Climate data for Tai'an, elevation 129 m (423 ft), (1991–2020 normals, extremes 1971–2010)
| Month | Jan | Feb | Mar | Apr | May | Jun | Jul | Aug | Sep | Oct | Nov | Dec | Year |
| Record high °C (°F) | 15.8 (60.4) | 21.8 (71.2) | 26.1 (79.0) | 33.8 (92.8) | 38.6 (101.5) | 40.7 (105.3) | 39.6 (103.3) | 40.0 (104.0) | 34.6 (94.3) | 31.6 (88.9) | 27.1 (80.8) | 17.4 (63.3) | 40.7 (105.3) |
| Mean daily maximum °C (°F) | 4.6 (40.3) | 8.2 (46.8) | 14.4 (57.9) | 21.1 (70.0) | 26.6 (79.9) | 31.0 (87.8) | 31.4 (88.5) | 30.3 (86.5) | 26.9 (80.4) | 21.0 (69.8) | 13.0 (55.4) | 6.1 (43.0) | 19.6 (67.2) |
| Daily mean °C (°F) | −1.3 (29.7) | 2.1 (35.8) | 8.2 (46.8) | 14.9 (58.8) | 20.5 (68.9) | 25.1 (77.2) | 26.7 (80.1) | 25.5 (77.9) | 20.9 (69.6) | 14.4 (57.9) | 6.9 (44.4) | 0.5 (32.9) | 13.7 (56.7) |
| Mean daily minimum °C (°F) | −5.9 (21.4) | −2.9 (26.8) | 2.6 (36.7) | 8.9 (48.0) | 14.4 (57.9) | 19.5 (67.1) | 22.7 (72.9) | 21.6 (70.9) | 15.9 (60.6) | 9.1 (48.4) | 2.0 (35.6) | −3.9 (25.0) | 8.7 (47.6) |
| Record low °C (°F) | −22.4 (−8.3) | −19.3 (−2.7) | −12.6 (9.3) | −5.7 (21.7) | 0.7 (33.3) | 8.2 (46.8) | 13.1 (55.6) | 10.4 (50.7) | 1.8 (35.2) | −3.3 (26.1) | −12.6 (9.3) | −20.3 (−4.5) | −22.4 (−8.3) |
| Average precipitation mm (inches) | 5.2 (0.20) | 11.9 (0.47) | 13.8 (0.54) | 33.4 (1.31) | 55.8 (2.20) | 85.2 (3.35) | 201.3 (7.93) | 160.3 (6.31) | 64.2 (2.53) | 27.7 (1.09) | 25.3 (1.00) | 7.6 (0.30) | 691.7 (27.23) |
| Average precipitation days (≥ 0.1 mm) | 2.1 | 3.3 | 3.3 | 5.1 | 6.9 | 8.5 | 12.4 | 11.6 | 7.3 | 5.5 | 4.4 | 3.1 | 73.5 |
| Average snowy days | 2.8 | 2.9 | 1.2 | 0.2 | 0 | 0 | 0 | 0 | 0 | 0 | 1.0 | 2.2 | 10.3 |
| Average relative humidity (%) | 58 | 55 | 51 | 56 | 61 | 62 | 78 | 80 | 74 | 69 | 66 | 62 | 64 |
| Mean monthly sunshine hours | 163.6 | 166.4 | 213.5 | 235.3 | 261.5 | 228.5 | 190.8 | 200.2 | 194.6 | 198.7 | 170.6 | 162.1 | 2,385.8 |
| Percentage possible sunshine | 53 | 54 | 57 | 60 | 60 | 52 | 43 | 48 | 53 | 58 | 56 | 54 | 54 |
Source 1: China Meteorological Administration
Source 2: Weather China

==Education==

- Shandong University of Science and Technology
- Shandong First Medical University
- Shandong Agricultural University
- Taishan University
- Tai'an Public Health School
- Tai'an Polytechnic College
- Shandong Foreign Trade Vocational College Taian Campus

Secondary schools
- Tai'an No.1 High School (泰安一中)

==Transportation==
Tai'an is served by Tai'an railway station on the Beijing–Shanghai high-speed railway and Taishan railway station on the Beijing–Shanghai railway.

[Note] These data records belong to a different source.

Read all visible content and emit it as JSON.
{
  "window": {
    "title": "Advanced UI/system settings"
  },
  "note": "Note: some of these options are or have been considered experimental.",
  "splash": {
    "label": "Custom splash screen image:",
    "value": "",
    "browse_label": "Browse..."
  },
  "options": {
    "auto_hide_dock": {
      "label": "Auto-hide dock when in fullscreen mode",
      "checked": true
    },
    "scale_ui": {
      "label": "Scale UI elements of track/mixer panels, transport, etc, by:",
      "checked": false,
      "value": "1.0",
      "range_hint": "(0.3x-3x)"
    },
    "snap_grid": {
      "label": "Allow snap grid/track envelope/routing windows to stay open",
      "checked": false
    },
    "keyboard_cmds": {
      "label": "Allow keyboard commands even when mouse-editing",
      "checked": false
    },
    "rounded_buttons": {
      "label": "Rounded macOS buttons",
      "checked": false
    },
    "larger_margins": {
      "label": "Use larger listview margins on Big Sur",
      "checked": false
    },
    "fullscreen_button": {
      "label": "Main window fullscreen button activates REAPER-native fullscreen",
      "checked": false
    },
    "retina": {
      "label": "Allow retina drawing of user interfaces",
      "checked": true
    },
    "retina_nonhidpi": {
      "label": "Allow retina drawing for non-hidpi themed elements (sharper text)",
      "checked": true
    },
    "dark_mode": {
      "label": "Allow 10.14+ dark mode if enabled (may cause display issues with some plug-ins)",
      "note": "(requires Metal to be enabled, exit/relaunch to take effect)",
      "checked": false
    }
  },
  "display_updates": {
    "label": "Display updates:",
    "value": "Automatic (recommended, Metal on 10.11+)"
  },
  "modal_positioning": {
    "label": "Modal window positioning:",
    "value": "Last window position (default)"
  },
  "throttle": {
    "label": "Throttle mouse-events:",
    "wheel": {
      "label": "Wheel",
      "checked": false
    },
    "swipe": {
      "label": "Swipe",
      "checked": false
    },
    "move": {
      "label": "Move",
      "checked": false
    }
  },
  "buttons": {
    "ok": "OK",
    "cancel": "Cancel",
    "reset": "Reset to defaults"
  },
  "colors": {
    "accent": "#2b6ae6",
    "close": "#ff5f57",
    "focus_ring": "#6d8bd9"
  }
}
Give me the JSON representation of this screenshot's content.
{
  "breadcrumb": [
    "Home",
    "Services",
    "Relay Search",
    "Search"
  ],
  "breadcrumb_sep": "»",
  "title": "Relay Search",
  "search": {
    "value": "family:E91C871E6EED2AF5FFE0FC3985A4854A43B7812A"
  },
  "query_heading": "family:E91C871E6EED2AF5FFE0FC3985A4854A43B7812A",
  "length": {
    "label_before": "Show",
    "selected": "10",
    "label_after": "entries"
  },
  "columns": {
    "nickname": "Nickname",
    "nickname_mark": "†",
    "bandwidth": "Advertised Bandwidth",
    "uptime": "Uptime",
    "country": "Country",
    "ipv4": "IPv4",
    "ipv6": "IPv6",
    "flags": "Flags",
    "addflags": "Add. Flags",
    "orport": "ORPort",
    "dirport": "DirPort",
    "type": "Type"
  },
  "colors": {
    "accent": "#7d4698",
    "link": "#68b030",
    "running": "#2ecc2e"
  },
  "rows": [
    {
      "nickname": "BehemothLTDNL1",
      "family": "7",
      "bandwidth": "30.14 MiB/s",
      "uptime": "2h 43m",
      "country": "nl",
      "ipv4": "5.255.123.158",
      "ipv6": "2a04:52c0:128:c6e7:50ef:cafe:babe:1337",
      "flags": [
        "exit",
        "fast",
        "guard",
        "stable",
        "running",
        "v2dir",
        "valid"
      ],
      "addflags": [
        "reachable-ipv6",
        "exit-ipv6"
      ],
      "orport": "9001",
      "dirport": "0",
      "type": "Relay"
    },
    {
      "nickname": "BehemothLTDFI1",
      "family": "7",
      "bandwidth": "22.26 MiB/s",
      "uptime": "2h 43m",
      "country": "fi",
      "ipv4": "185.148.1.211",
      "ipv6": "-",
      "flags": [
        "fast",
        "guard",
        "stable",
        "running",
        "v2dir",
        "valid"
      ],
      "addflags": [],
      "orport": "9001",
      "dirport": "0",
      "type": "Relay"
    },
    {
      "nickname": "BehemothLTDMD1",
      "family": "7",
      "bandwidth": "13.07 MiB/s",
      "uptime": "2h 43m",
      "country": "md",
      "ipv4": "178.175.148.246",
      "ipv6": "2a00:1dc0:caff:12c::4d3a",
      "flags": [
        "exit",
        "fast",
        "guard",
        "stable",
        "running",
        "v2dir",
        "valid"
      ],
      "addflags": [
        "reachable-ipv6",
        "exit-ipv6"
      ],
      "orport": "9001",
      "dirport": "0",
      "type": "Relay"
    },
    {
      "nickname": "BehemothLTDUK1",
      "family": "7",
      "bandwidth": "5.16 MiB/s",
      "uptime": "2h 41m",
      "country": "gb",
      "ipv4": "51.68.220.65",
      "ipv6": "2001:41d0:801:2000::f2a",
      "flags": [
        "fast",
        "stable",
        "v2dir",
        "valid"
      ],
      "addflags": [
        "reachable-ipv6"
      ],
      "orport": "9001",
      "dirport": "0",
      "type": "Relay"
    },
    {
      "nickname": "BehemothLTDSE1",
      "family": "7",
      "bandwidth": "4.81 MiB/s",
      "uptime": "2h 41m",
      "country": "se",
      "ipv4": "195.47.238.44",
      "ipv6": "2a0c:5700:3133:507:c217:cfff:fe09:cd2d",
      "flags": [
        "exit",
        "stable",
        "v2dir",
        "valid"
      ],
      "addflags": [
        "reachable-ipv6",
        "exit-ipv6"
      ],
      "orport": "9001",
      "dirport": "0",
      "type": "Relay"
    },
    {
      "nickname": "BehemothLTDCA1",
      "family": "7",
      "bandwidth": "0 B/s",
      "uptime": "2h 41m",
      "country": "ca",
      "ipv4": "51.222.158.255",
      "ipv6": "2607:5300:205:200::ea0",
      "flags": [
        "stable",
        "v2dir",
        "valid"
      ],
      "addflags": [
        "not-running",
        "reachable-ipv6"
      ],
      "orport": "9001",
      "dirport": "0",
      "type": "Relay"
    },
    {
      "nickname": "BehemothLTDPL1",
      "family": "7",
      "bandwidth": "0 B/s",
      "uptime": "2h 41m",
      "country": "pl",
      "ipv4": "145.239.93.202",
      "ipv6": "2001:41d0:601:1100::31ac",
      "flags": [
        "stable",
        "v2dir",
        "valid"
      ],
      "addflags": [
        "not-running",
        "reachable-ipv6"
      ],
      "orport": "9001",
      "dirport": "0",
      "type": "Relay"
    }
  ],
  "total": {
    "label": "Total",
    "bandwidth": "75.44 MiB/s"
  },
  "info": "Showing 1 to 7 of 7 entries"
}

Tai'an is served by the G2 Beijing–Shanghai Expressway and on the Tai-Lai Expressway (west-east from Tai'an to Laiwu). There is a four-lane highway from Tai'an to the Jinan Yaoqiang International Airport. Within Tai'an there are large tree lined avenues throughout the city.

The nearest major airport is Jinan Yaoqiang International Airport, about 120 km to the north.